Effects of the size and applied electric field on the photoionization cross-section of elliptical cylindrical CdS/ZnS core-shell quantum dots immersed in various dielectric matrices

In this study, the effects of the electric field in different directions on hydrogenic donor impurity (HDI) confined to a CdS/ZnS elliptical core/shell cylindrical quantum dot (ECSCQD) immersed in a dielectric matrix (DM) were investigated. The binding energy (BE) and their corresponding photoionization cross-section (PICS) are computed by solving the Schro<spacing diaeresis>dinger equation in cylindrical coordinates in the framework of the effective mass approximation (EMA) using a variational and perturbation approach. The effects of different dielectric matrices, lateral and normal electric field (EF) force, geometric factors such as the size of ECSCQDs and ellipticity constants on BE and PICS were presented.

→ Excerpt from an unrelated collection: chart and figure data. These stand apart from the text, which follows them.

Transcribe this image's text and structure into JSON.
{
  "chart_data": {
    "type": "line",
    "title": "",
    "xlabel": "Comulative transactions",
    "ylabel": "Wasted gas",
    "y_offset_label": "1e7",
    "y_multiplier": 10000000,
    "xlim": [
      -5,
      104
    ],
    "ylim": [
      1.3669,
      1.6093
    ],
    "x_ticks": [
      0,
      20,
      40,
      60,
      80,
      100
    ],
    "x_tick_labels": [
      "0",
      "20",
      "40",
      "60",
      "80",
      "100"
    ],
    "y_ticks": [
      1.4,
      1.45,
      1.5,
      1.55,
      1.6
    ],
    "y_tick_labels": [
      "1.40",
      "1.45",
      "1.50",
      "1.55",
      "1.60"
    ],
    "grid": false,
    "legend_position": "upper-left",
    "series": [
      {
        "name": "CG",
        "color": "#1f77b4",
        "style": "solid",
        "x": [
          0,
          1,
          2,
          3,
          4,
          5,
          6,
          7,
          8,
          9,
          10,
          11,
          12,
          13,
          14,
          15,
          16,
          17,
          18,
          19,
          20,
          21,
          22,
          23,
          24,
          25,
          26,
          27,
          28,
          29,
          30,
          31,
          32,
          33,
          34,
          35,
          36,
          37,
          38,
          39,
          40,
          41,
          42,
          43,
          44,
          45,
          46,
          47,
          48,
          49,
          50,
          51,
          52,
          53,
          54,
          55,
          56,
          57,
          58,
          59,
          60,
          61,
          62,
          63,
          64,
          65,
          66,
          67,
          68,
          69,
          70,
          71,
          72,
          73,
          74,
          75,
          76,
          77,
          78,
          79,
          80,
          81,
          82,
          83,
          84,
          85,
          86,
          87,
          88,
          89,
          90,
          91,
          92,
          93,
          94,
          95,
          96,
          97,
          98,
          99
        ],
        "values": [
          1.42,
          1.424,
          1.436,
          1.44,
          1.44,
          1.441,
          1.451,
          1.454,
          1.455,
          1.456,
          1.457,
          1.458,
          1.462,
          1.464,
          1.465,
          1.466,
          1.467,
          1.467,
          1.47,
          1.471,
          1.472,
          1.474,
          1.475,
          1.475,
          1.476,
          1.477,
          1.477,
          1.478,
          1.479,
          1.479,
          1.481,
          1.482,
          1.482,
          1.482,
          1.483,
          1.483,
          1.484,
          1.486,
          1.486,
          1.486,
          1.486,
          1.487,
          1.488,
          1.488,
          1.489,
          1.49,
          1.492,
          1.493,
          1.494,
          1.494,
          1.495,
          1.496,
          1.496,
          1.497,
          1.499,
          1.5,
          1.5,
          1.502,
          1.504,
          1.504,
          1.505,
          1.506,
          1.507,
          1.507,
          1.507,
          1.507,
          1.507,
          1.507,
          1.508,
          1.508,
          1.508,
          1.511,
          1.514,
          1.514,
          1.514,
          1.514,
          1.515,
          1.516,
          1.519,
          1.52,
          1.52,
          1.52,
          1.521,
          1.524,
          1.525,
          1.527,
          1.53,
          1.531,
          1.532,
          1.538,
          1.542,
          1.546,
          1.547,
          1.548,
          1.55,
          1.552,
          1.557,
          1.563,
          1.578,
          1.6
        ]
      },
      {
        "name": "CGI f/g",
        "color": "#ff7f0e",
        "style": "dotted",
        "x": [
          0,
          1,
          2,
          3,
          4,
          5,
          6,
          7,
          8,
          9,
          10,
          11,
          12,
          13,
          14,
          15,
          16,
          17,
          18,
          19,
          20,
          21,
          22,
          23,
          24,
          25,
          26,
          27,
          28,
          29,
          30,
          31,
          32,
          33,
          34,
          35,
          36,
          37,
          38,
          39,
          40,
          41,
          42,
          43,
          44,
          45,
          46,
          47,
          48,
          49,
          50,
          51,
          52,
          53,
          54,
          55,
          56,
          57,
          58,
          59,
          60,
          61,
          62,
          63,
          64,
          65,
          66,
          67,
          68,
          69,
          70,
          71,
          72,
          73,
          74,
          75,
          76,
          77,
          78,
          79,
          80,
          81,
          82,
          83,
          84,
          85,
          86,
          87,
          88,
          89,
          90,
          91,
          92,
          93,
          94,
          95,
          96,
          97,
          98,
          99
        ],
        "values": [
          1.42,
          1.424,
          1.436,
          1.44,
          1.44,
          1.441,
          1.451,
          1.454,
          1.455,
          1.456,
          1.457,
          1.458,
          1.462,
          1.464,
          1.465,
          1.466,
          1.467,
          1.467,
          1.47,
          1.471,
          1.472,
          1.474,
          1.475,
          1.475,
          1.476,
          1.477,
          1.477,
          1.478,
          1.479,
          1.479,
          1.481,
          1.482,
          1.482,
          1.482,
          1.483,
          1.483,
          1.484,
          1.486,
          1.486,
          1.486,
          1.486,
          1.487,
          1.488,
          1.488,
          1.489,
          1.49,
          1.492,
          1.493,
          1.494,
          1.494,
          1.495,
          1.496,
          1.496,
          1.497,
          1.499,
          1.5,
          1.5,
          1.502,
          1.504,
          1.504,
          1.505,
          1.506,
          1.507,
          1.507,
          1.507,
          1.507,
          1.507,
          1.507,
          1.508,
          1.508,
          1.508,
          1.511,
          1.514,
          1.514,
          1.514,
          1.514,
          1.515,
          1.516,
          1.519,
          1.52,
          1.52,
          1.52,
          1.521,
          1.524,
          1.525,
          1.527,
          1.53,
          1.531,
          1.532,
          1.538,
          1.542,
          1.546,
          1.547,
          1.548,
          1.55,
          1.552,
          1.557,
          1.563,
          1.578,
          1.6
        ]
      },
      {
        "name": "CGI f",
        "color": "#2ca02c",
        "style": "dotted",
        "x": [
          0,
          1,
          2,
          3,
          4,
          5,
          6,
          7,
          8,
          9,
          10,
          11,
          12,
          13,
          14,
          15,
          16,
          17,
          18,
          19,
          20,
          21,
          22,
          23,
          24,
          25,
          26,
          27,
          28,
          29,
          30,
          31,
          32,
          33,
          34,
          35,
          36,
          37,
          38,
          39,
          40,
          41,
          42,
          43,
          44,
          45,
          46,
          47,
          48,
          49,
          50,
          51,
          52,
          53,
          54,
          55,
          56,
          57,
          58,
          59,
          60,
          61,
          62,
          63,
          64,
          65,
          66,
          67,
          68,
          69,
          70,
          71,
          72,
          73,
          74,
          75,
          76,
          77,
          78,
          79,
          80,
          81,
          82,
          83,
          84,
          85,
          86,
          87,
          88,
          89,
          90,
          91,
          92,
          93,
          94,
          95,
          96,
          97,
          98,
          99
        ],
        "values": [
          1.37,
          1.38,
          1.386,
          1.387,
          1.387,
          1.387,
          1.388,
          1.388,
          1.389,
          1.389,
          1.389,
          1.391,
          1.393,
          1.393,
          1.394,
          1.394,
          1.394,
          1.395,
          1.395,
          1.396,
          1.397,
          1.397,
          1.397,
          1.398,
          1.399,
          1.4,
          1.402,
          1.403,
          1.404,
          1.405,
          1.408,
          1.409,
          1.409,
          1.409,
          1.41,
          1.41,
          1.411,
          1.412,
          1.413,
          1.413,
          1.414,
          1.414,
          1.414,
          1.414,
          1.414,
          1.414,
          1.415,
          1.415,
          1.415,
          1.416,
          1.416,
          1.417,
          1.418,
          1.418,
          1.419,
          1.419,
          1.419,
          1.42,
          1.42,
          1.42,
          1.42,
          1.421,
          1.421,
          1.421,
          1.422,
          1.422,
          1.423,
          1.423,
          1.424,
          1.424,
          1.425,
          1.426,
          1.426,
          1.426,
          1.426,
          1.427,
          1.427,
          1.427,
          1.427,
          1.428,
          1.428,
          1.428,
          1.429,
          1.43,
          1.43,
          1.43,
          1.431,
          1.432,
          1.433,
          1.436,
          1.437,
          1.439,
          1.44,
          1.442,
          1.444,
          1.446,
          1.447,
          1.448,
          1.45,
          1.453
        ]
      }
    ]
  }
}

It has been indicated that weak lateral EF strength compared to normal EF strength, dielectric matrix, and geometric factors have a significant effect on the BE and PICS. In addition, it was observed that dielectric matrices and different ellipticity constants were quite effective on the Stark shift (S.S.) in the hydrogenic donor impurity ground state energy due to the electric field. The results obtained from the calculations showed that the structure factors, different impurity positions, the external electric field applied to the structure, the elliptical cylinder shape and the dielectric matrix in which the structure is embedded are quite decisive in the magnitude of the PICS amplitudes and resonant peak values.